For higher resolution (10- to 400-kb range), chromatin fibers were used, which also confirmed the overlap between clones, as well as the distances established by analysis of the EcoRI restriction pattern of cosmids. The distances were defined as cosmids, reflecting the average length of signal on the ECF when a single cosmid was used as a probe. The results were 9G11–2/3cos–16P13; 20L4–2/3cos–52N2 ⩾ 2cos–9G11; 20L4–5.8cos–9G11; 23P5–2cos–36E22–45P17; 23P3–1.3cos–36E22–45P17; 18H1 ⩾ 2.2cos–33G5–48N23; 6L23–2cos–11H10–1.5cos–33F1; and 7B18–7A19–1.6cos–49H12 (see Fig. 3). The same technique allowed the demonstration of the internal deletion of YAC 9.2. In this case, we compared the subcloned cosmid 23R/2 and cosmid LT-5, which contains the coding region of ZNF76. This comparison revealed that ∼30 kb around the ZNF76 region was deleted in YAC 9.2 (see Fig. 3).

Figure 3.

Figure 3

ECF–FISH analysis of cosmids across the 6p21.2–6p21.3 region. From centromere to telomere: (a) The distance between cosmids 9G11 and 16P13 in the D6S291 region is about one-half cosmid length. (b) Ordering the cosmids 23P3–36E22–45P17. (c) Visualization of the deletion in YAC 9.2 that encompasses ZNF76. The cosmid LT-5 containing ZNF76 is flanked by the subcloned cosmid 23R/2. (d) Ordering of cosmids in the region ZNF76–TCP-11. (e) The cosmid 49H12 (right) containing HTCTEX-7 is two cosmid lengths apart from the overlapping cosmids 7A19 and 7B18, which contain HKE3.

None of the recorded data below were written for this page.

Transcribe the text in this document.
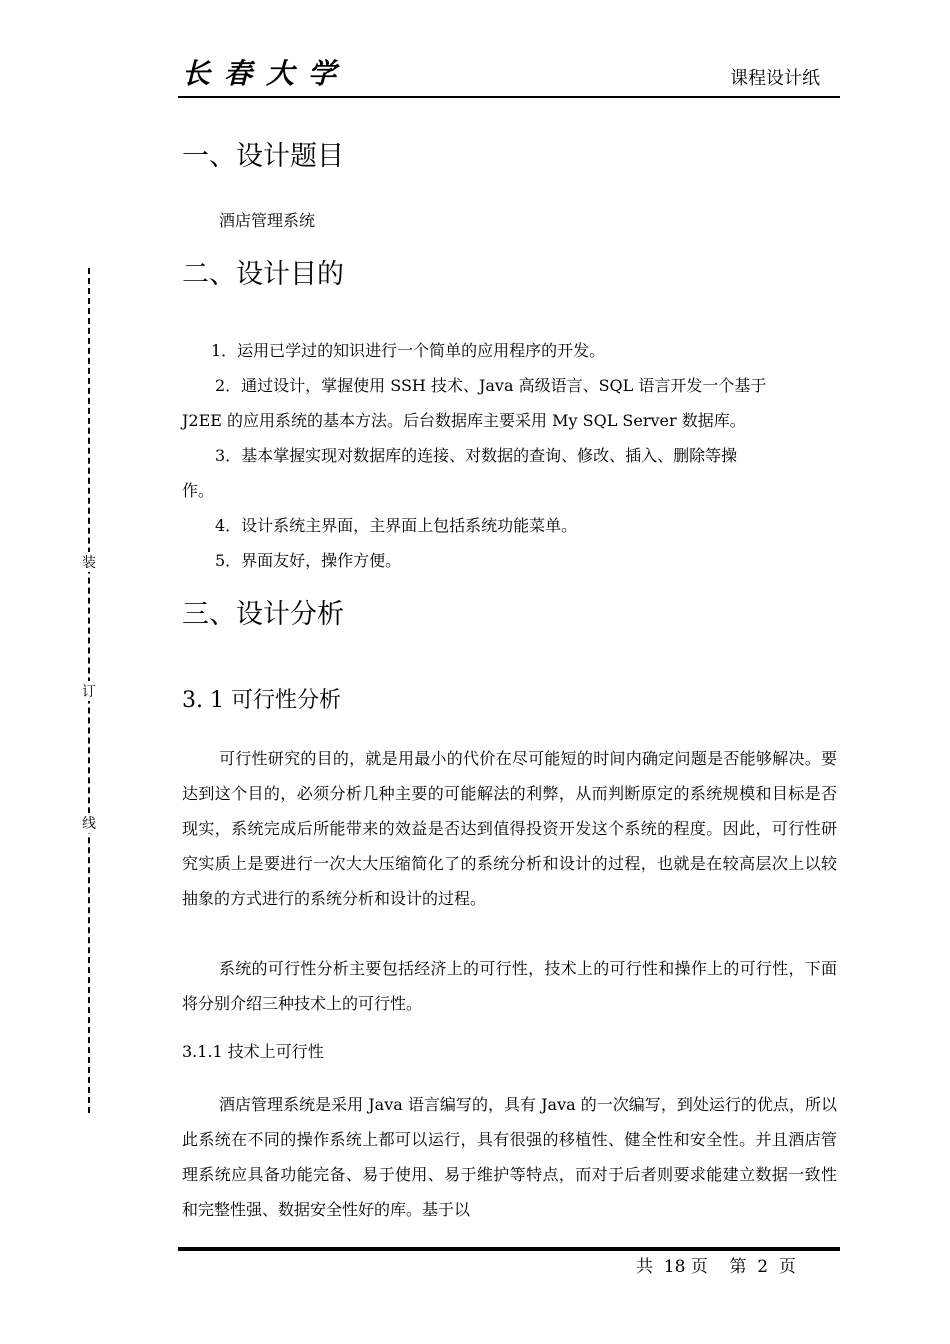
长春大学	课程设计纸
装
订
线
一、设计题目
酒店管理系统
二、设计目的
1．运用已学过的知识进行一个简单的应用程序的开发。
2．通过设计，掌握使用 SSH 技术、Java 高级语言、SQL 语言开发一个基于
J2EE 的应用系统的基本方法。后台数据库主要采用 My SQL Server 数据库。
3．基本掌握实现对数据库的连接、对数据的查询、修改、插入、删除等操
作。
4．设计系统主界面，主界面上包括系统功能菜单。
5．界面友好，操作方便。
三、设计分析
3. 1 可行性分析
可行性研究的目的，就是用最小的代价在尽可能短的时间内确定问题是否能够解决。要达到这个目的，必须分析几种主要的可能解法的利弊，从而判断原定的系统规模和目标是否现实，系统完成后所能带来的效益是否达到值得投资开发这个系统的程度。因此，可行性研究实质上是要进行一次大大压缩简化了的系统分析和设计的过程，也就是在较高层次上以较抽象的方式进行的系统分析和设计的过程。
系统的可行性分析主要包括经济上的可行性，技术上的可行性和操作上的可行性，下面将分别介绍三种技术上的可行性。
3.1.1 技术上可行性
酒店管理系统是采用 Java 语言编写的，具有 Java 的一次编写，到处运行的优点，所以此系统在不同的操作系统上都可以运行，具有很强的移植性、健全性和安全性。并且酒店管理系统应具备功能完备、易于使用、易于维护等特点，而对于后者则要求能建立数据一致性和完整性强、数据安全性好的库。基于以
共  18 页    第  2  页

Further confirmation of distances and order was derived from PFGE analysis with probes derived from the HKE3, HTCTEX-7, TCP-11, ZNF76, CSBP, HMGI(Y), BAK, and p21 regions (data not shown). In particular, the position of the cosmid contig containing HTCTEX-7 was established by the detection of a 440-kb NotI and a 230-kb MluI fragment that also hybridized with the probe for HKE3. This result is consistent with NotI and MluI fragments that extend toward the centromere encompassing RING1, RING2, and HKE3 (Hanson and Trowsdale 1991). The distance between HKE3 and Col11α2 is 100 kb. In line with the distances obtained by FISH, the detection of these fragments positioned HTCTEX-7 proximal to HKE3 and within 130 kb of it. The human homolog of Tctex-7 (HTCTEX-7) was identified as HSET by (Ando et al. 1994), and our data are in full agreement with the position given in their paper.

Mapping of Genes and ESTs within the Contigs

The cDNAs corresponding to the BAK gene, the HMGI(Y) gene, HTCTEX-7, EST 1342, RPS10, the serine kinase HSU09564(WI-7940), TCP-11, ZNF76, p21, EST T54911, and EST R12494 were all mapped within cosmid, PAC, or BAC clones (see Fig. 4). EST 301 was present on YAC 769f10, but no cosmids were identified by PCR. The EST is highly similar to RPS10, (in EST 301 the ORF for the RPS10 protein is disrupted) and indeed hybridizes to cosmids containing RPS10. Because RPS10 is detected by PCR with primers derived from intronic sequences, in contrast to EST 301, where the primers are derived from cDNA sequences, it is likely that this EST corresponds to a RPS10 pseudogene. The position for this pseudogene, was established by PCR screening of the YAC fragmentation products of 769f10. All products with a size of 250 kb and above contained EST 301, whereas products with a size of 100 kb and above contained RPS10. The D6S439 marker was present in products of 550 kb and longer as well as within the contig (see Fig. 4). These data establish that EST 301 maps between RPS10 and D6S439, 150 kb centromeric to the RPS10 gene.

The marker WI-7940, corresponding to the mRNA for serine kinase HSU09564, was positioned centromeric to ZNF76 on PACs 247M13, 510O8, and 526M12. The p21 (WAF-1) gene was mapped to cosmids 52N2 (5′ end) and 18D21 (3′ end) by PCR and hybridizes together with the markers WI-10190, WI-7311, and the EST T54911, all of which correspond to the p21 gene.

These results, combined with the location of markers (Fig. 4) establish the following order: Cen–D6S291–CSBP–WI-6620–NIB1566 and R12494–D6S1051/p21–5′–WI-10190/WI-71311/p21–3′/T54911–WI-7940/HSU09564ZNF76–TCP-11–D6S439–EST 301–RPS10–EST 1342–HMGI(Y)–D6S29–BAK–D6S1560–HTCTEX-7(HSET)–HKE-3–MHC. The distances between markers and genes were also determined (Fig. 4). Other ESTs tested but not found in the YAC/bacterial clone contigs were D6S1535E, D6F304S2E, D6F310S2E (reported to map on chromosome 6), EST 02289, EST 02554 as well as the markers FB2A D6S394–D6S389 and D6S329. Of these, EST 02554 was detected on YAC 925d2 reported to be part of a contig around the D6S271 marker at 6p21.1.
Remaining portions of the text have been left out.